This series of patches fixes a build breakage and some minor issues
including oonverting spinlocks to raw ones, adding a need_resched_delayed
check, etc. for powerpc64.

This applies on top of linux-2.6.21 and patch-2.6.21-rt1.

Compile and boot tested for both PREEMPT_NONE and PREEMPT_RT on Celleb.
Compile tested for PREEMPT_DESKTOP.

Thanks in advance.
-- owa
TOSHIBA, Corprate Software Engineering Center.


2007-05-14 06:28:51

by Tsutomu OWA

[permalink] [raw]
Subject: Re: [patch 2/4] powerpc 2.6.21-rt1: convert spinlocks to raw ones for Celleb.


Convert more spinlocks to raw ones for Celleb.

Signed-off-by: Tsutomu OWA <[email protected]>
-- owa

diff -rup linux-2.6.21-rt1/arch/powerpc/platforms/celleb/htab.c rt/arch/powerpc/platforms/celleb/htab.c
--- linux-2.6.21-rt1/arch/powerpc/platforms/celleb/htab.c 2007-04-26 12:08:32.000000000 +0900
+++ rt/arch/powerpc/platforms/celleb/htab.c 2007-05-07 14:05:30.000000000 +0900
@@ -40,7 +40,7 @@
#define DBG_LOW(fmt...) do { } while(0)
#endif

-static DEFINE_SPINLOCK(beat_htab_lock);
+static DEFINE_RAW_SPINLOCK(beat_htab_lock);

static inline unsigned int beat_read_mask(unsigned hpte_group)
{
--- linux-2.6.21-rt1/arch/powerpc/platforms/celleb/interrupt.c 2007-04-26 12:08:32.000000000 +0900
+++ rt/arch/powerpc/platforms/celleb/interrupt.c 2007-05-09 17:02:33.000000000 +0900
@@ -30,7 +30,7 @@
#include "beat_wrapper.h"

#define MAX_IRQS NR_IRQS
-static DEFINE_SPINLOCK(beatic_irq_mask_lock);
+static DEFINE_RAW_SPINLOCK(beatic_irq_mask_lock);
static uint64_t beatic_irq_mask_enable[(MAX_IRQS+255)/64];
static uint64_t beatic_irq_mask_ack[(MAX_IRQS+255)/64];

2007-05-14 06:30:56

by Tsutomu OWA

[permalink] [raw]
Subject: Re: [patch 1/4] powerpc 2.6.21-rt1: fix a build breakage by adding __raw_*_relax() macros


Add missing macros to fix a build breakage for PREEMPT_DESKTOP.

Signed-off-by: Tsutomu OWA <[email protected]>
-- owa

diff -rup linux-2.6.21-rt1/include/asm-powerpc/spinlock.h rt/include/asm-powerpc/spinlock.h
--- linux-2.6.21-rt1/include/asm-powerpc/spinlock.h 2007-05-07 14:08:12.000000000 +0900
+++ rt/include/asm-powerpc/spinlock.h 2007-05-07 16:56:41.000000000 +0900
@@ -289,5 +289,9 @@ static __inline__ void __raw_write_unloc
#define _raw_read_relax(lock) __rw_yield(lock)
#define _raw_write_relax(lock) __rw_yield(lock)
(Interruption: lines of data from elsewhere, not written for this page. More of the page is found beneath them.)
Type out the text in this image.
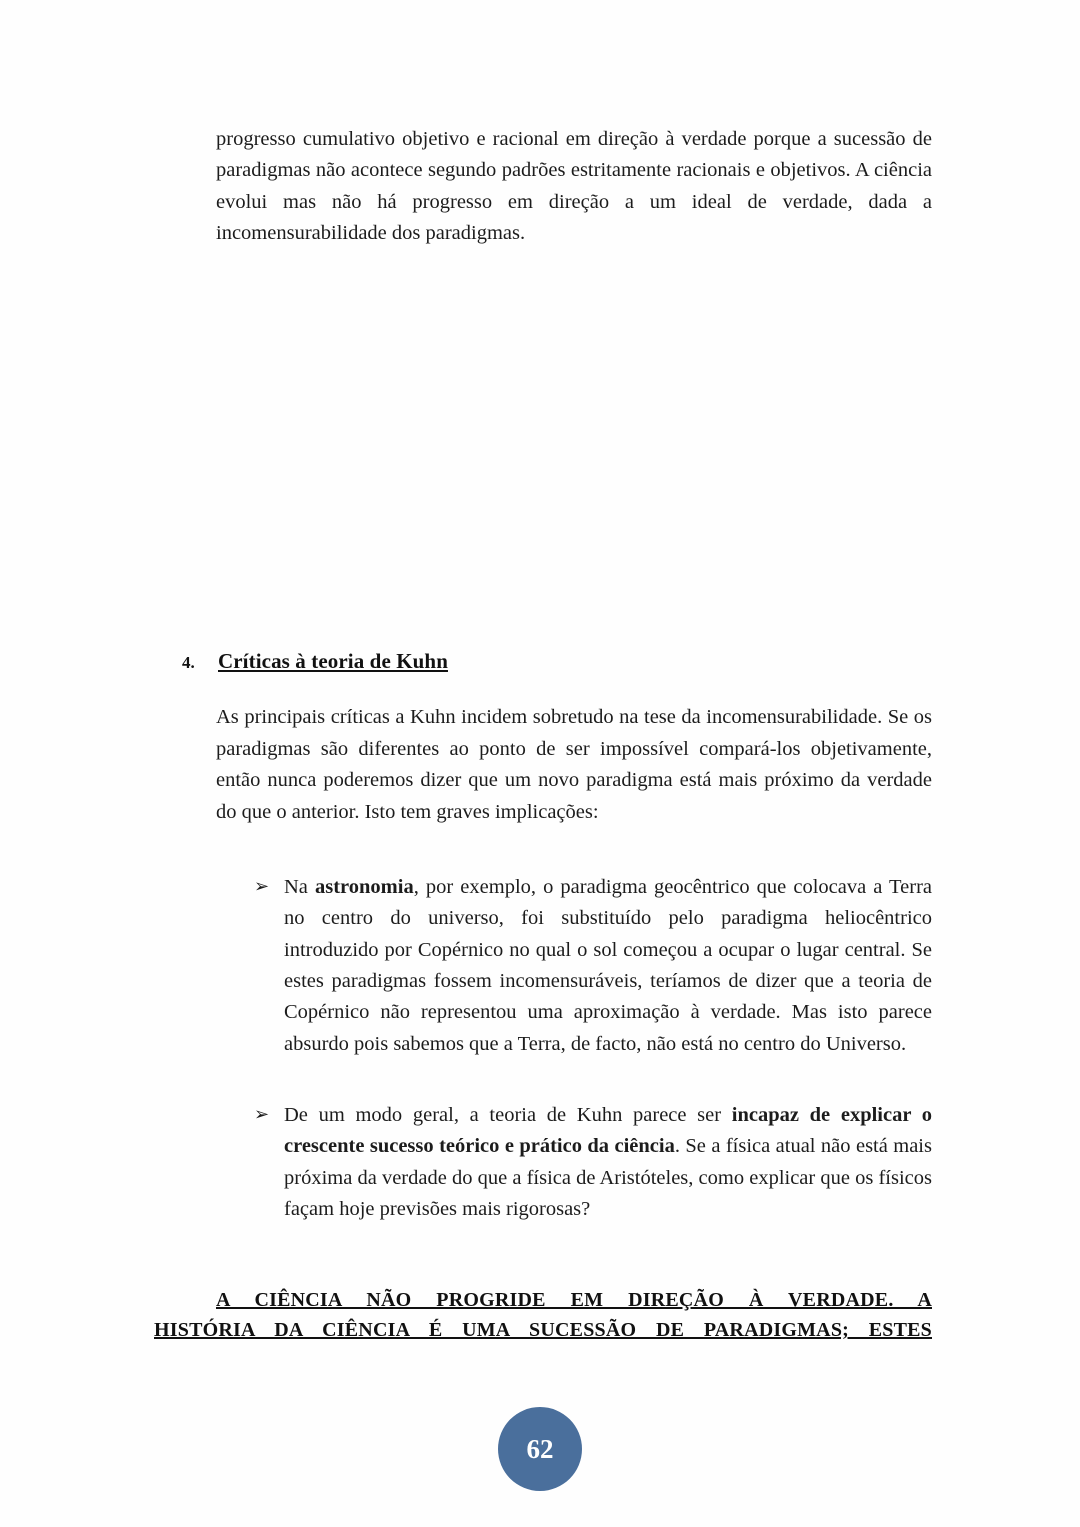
progresso cumulativo objetivo e racional em direção à verdade porque a sucessão de paradigmas não acontece segundo padrões estritamente racionais e objetivos. A ciência evolui mas não há progresso em direção a um ideal de verdade, dada a incomensurabilidade dos paradigmas.

4.	Críticas à teoria de Kuhn

As principais críticas a Kuhn incidem sobretudo na tese da incomensurabilidade. Se os paradigmas são diferentes ao ponto de ser impossível compará-los objetivamente, então nunca poderemos dizer que um novo paradigma está mais próximo da verdade do que o anterior. Isto tem graves implicações:

➢ Na astronomia, por exemplo, o paradigma geocêntrico que colocava a Terra no centro do universo, foi substituído pelo paradigma heliocêntrico introduzido por Copérnico no qual o sol começou a ocupar o lugar central. Se estes paradigmas fossem incomensuráveis, teríamos de dizer que a teoria de Copérnico não representou uma aproximação à verdade. Mas isto parece absurdo pois sabemos que a Terra, de facto, não está no centro do Universo.
➢ De um modo geral, a teoria de Kuhn parece ser incapaz de explicar o crescente sucesso teórico e prático da ciência. Se a física atual não está mais próxima da verdade do que a física de Aristóteles, como explicar que os físicos façam hoje previsões mais rigorosas?
A CIÊNCIA NÃO PROGRIDE EM DIREÇÃO À VERDADE. A
HISTÓRIA DA CIÊNCIA É UMA SUCESSÃO DE PARADIGMAS; ESTES
62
+#define __raw_spin_relax(lock) cpu_relax()
+#define __raw_read_relax(lock) cpu_relax()
+#define __raw_write_relax(lock) cpu_relax()
+
#endif /* __KERNEL__ */
#endif /* __ASM_SPINLOCK_H */

2007-05-14 06:31:20

by Tsutomu OWA

[permalink] [raw]
Subject: Re: [patch 0/4] powerpc 2.6.21-rt1: reduce scheduling latency by changing tlb flush size


To reduce scheduling latecy by changing tlb flush size to 1.
Since tlb flush on Celleb is done by calling (an) expensive hypervisor call(s),
it takes a long time to flush tlbs and causes scheduing latency.

As I don't know how long it takes on other platforms, it would be better to
enclose it within #ifdef CONFIG_PPC_CELLEB.

Signed-off-by: Tsutomu OWA <[email protected]>
-- owa

diff -rup linux-2.6.21-rt1/include/asm-powerpc/tlbflush.h rt/include/asm-powerpc/tlbflush.h
--- linux-2.6.21-rt1/include/asm-powerpc/tlbflush.h 2007-04-26 12:08:32.000000000 +0900
+++ rt/include/asm-powerpc/tlbflush.h 2007-05-07 14:23:50.000000000 +0900
@@ -25,7 +25,11 @@ struct mm_struct;
#include <linux/percpu.h>
#include <asm/page.h>

+#ifdef CONFIG_PREEMPT_RT
+#define PPC64_TLB_BATCH_NR 1 /* Since tlb flush takes long time, reduce it to 1 when RT */
+#else
#define PPC64_TLB_BATCH_NR 192
+#endif /* CONFIG_PREEMPT_RT */

struct ppc64_tlb_batch {
unsigned long index;

2007-05-14 06:39:05

by Tsutomu OWA

[permalink] [raw]
Subject: Re: [patch 4/4] powerpc 2.6.21-rt1: reduce scheduling latency by changing tlb flush size


Oopps, Subject was wrong.... resending it. Sorry.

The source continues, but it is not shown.